Ravensbourne Road, BR1

Place Name

A reference to the nearby river which was first recorded as Randesbourne in 1360. How the river got its name is uncertain but one suggestion is that it was after a medieval landowner named Rendel. Others say that the Raven reference is of relatively late origin and so is unlikely to refer to the breed of bird. But if the name is Saxon other possible meanings are the fast-flowing stream or the crusted stream, referring to algae-covered or stagnant water. Perhaps the most romantic suggestion was given in Charles Knight’s 1842 history The Journey-Book of Kent. In it he writes: “The history or tradition of the origin of the Ravensbourne ‘When Caesar was encamped here, his troops were in great need of water, and none could be found in the vicinity. Observing however that a raven frequently alighted near the camp, and conjecturing that it was for the purpose of quenching its thirst, he ordered the coming of the bird to be watched for, and the spot to be particularly noted. This was done, and the result was as he anticipated. The object of the raven’s resort was this little spring; from thence Caesar derived a supply of water for the Roman legions; and from the circumstance of its discovery, the spring was called the Raven’s bourne or brook’.

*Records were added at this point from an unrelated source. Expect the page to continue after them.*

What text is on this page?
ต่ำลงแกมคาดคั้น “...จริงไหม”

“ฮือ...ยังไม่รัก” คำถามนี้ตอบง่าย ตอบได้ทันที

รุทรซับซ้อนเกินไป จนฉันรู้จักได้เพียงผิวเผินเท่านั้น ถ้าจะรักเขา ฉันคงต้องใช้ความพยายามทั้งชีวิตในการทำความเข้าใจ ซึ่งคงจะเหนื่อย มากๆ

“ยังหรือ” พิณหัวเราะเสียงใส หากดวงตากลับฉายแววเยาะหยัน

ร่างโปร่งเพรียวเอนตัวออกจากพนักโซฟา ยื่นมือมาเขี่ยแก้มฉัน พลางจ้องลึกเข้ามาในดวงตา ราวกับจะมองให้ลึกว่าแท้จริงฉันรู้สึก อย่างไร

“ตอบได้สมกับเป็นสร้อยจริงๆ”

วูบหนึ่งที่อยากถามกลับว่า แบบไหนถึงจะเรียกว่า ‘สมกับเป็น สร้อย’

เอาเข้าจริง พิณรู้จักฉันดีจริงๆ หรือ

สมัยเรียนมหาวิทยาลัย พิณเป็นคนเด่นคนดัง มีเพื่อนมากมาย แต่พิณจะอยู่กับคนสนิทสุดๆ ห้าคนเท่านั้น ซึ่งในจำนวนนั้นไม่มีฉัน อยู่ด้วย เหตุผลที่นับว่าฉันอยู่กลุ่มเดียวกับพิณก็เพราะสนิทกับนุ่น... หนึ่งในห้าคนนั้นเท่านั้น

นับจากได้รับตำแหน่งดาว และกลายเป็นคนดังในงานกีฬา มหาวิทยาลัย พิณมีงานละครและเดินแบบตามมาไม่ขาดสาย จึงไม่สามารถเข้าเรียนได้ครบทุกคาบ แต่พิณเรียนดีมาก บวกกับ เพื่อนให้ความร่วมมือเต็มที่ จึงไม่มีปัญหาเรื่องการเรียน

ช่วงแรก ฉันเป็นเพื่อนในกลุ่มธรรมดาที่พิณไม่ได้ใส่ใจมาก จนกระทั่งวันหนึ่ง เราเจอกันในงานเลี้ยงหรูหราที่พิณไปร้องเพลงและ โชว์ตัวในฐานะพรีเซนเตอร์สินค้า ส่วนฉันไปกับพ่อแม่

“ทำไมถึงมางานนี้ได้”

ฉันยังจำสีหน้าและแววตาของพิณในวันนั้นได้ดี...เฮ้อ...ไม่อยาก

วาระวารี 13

“The water was formerly in great repute for its medicinal virtues, and was used to bathe in. Till about the commencement of the present century there was a bathing-house, overhung with some very beautiful trees. The spring and the heath then formed the great objects of attraction to the gentry and other residents of the neighbourhood for some miles round: on a bright summer day Keston Common (as the heath is called) might often be seen dotted, as it were, with parties of people, the gay costume of the ladies contrasted upon the brown heath, and the air ringing with the sounds of laughter and music. The crystal waters of the Ravensbourne now rise into the circular basin, through small holes with which its bottom is entirely pierced: from the basin they flow through an opening near its top into a concealed trough, and then into the first of the ponds. It never stops, never dries up; it flows to-day as it flowed two thousand years ago, when the Roman saw it bubbling up almost concealed in the brown heath.”

David Mills in A Dictionary of London Place Names takes a more prosaic view, suggesting that the earliest spellings which also include Rendesburne (1372) and Randysborne (1516) offer a clue to the naming of the river, it probably means “boundary stream, from Old English rand, *rend and burna. The later spelling is thus due to folk etymology. In its 10-mile course, the Ravensbourne forms the boundary between several sets of parishes.”